Quoi que vous fassiez, faites tout pour la gloire de Dieu !
La tâche laissée en suspens, dit-on, éprouve plus que le travail accompli, surtout si les choses de moindre importance ont pris le pas sur l’essentiel. D’où ce malaise du soir que je peux ressentir lorsque je revis ma journée et découvre avoir donné priorité au secondaire. Dans son excellente brochure, la tyrannie de l’urgent (dont je vous recommande la lecture), Ch. Hummel dit entre autre : « Nous savons tous nous astreindre à une dure besogne pendant de longues heures. La fatigue qui en découle se voit compensée par un sentiment d’accomplissement et de joie. Ce ne sont pas ces efforts intenses qui nous affaiblissent, mais bien plutôt le doute et l’inquiétude qui accompagnent nos bilans d’un mois ou d’une année avec leur lourd constat de tâches restées en suspens. Nous sentons un malaise à l’idée d’avoir peut-être passé à côté de l’important… nous confessons par-delà nos erreurs, que nous n’avons pas fait ce que nous aurions dû faire, et nous avons fait ce que nous n’aurions pas dû faire » (1).

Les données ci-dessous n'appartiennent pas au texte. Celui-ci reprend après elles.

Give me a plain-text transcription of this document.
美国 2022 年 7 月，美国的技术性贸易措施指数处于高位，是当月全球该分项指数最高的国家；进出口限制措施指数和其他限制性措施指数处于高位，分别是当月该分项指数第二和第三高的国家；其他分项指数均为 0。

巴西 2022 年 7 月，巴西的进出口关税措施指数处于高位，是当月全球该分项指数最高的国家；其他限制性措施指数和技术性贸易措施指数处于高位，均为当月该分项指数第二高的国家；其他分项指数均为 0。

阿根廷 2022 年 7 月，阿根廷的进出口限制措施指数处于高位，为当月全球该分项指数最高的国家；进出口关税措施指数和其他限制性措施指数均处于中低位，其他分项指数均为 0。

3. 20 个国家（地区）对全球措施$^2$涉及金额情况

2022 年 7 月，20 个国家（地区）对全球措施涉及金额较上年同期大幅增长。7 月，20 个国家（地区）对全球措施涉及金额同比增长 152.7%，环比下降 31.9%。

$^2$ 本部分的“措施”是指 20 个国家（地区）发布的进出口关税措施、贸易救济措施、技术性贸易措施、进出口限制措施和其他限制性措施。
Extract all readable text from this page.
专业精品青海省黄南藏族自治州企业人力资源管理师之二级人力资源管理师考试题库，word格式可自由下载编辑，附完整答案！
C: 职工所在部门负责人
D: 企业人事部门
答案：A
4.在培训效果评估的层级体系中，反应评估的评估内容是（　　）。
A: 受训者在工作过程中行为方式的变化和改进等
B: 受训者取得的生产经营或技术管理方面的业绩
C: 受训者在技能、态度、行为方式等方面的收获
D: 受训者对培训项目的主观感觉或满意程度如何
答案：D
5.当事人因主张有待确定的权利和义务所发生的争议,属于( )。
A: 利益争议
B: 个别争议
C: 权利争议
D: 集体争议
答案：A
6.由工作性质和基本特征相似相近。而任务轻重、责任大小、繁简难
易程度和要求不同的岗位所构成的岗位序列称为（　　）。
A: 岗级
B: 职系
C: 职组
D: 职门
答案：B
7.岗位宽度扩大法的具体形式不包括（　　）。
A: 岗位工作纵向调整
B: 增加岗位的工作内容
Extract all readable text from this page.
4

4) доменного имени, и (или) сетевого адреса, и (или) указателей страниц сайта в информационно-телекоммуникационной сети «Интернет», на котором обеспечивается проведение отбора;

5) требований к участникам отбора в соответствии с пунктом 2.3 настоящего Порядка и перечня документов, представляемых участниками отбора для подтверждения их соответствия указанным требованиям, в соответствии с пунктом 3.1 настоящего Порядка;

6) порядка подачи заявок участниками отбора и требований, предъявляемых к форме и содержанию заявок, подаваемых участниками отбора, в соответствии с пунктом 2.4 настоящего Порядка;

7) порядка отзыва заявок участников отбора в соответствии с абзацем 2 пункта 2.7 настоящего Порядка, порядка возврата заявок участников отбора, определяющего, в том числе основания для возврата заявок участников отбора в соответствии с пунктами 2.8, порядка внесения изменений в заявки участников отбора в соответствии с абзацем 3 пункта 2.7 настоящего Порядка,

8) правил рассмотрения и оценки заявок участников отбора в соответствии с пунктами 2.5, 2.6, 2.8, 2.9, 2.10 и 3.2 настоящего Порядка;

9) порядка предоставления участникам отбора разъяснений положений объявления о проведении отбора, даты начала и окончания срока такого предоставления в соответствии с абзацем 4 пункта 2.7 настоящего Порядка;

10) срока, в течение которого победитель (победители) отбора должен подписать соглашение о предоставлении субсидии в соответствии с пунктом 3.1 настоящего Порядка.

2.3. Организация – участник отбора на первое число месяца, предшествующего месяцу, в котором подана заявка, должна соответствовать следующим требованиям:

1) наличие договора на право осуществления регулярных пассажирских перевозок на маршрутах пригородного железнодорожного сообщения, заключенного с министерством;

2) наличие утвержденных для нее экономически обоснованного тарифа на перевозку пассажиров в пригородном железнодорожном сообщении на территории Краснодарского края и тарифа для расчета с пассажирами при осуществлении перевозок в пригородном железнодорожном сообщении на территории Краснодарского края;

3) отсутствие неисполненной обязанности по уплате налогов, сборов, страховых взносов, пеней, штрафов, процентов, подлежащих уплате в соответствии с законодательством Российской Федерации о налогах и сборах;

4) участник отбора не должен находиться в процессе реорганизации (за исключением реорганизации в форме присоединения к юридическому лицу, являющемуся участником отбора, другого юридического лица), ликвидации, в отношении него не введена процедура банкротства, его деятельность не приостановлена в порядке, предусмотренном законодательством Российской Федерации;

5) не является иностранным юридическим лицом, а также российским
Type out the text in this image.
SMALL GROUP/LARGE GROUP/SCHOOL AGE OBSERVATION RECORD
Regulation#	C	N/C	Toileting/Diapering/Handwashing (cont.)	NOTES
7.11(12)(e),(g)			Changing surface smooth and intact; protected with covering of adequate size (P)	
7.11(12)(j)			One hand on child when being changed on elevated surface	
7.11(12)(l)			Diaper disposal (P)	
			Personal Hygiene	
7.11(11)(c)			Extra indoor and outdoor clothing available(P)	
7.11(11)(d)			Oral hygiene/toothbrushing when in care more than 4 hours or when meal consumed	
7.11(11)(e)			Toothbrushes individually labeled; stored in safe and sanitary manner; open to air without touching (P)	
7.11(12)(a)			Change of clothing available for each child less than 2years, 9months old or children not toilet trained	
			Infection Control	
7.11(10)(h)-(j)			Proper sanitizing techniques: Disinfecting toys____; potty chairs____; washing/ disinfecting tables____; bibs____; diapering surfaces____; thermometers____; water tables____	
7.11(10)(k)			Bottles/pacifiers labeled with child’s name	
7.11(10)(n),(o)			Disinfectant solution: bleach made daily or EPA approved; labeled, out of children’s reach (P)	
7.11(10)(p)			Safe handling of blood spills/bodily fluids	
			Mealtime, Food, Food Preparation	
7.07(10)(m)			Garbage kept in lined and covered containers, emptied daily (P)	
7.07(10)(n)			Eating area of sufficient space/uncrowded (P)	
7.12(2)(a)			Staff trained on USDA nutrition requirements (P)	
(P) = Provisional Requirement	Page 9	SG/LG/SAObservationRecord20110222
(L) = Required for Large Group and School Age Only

(1) Éditeurs : G.B.U. et C.L.C., 1251 Rue Guy, Montréal (P.Q. H3H 2K5).
A ce sujet, la dernière prière de Jésus – dite sacerdotale Jean 17) – est précieuse pour ceux qui tiennent à racheter le temps. Peu avant sa mort, le Fils considère lucidement son activité passée et en établit le bilan. Formulée à haute voix afin que ses disciples en tirent profit, cette prière révèle :
Mais alors, sur quels critères le Seigneur se fondait-il pour discerner ses priorités ? Celui qui énonça le grand commandement : Tu aimeras le Seigneur, ton Dieu… et ton prochain comme toi-même (Luc 10.27) poursuivit inlassablement un double but, à savoir la gloire du Père d’abord et, en même temps, le bien du prochain.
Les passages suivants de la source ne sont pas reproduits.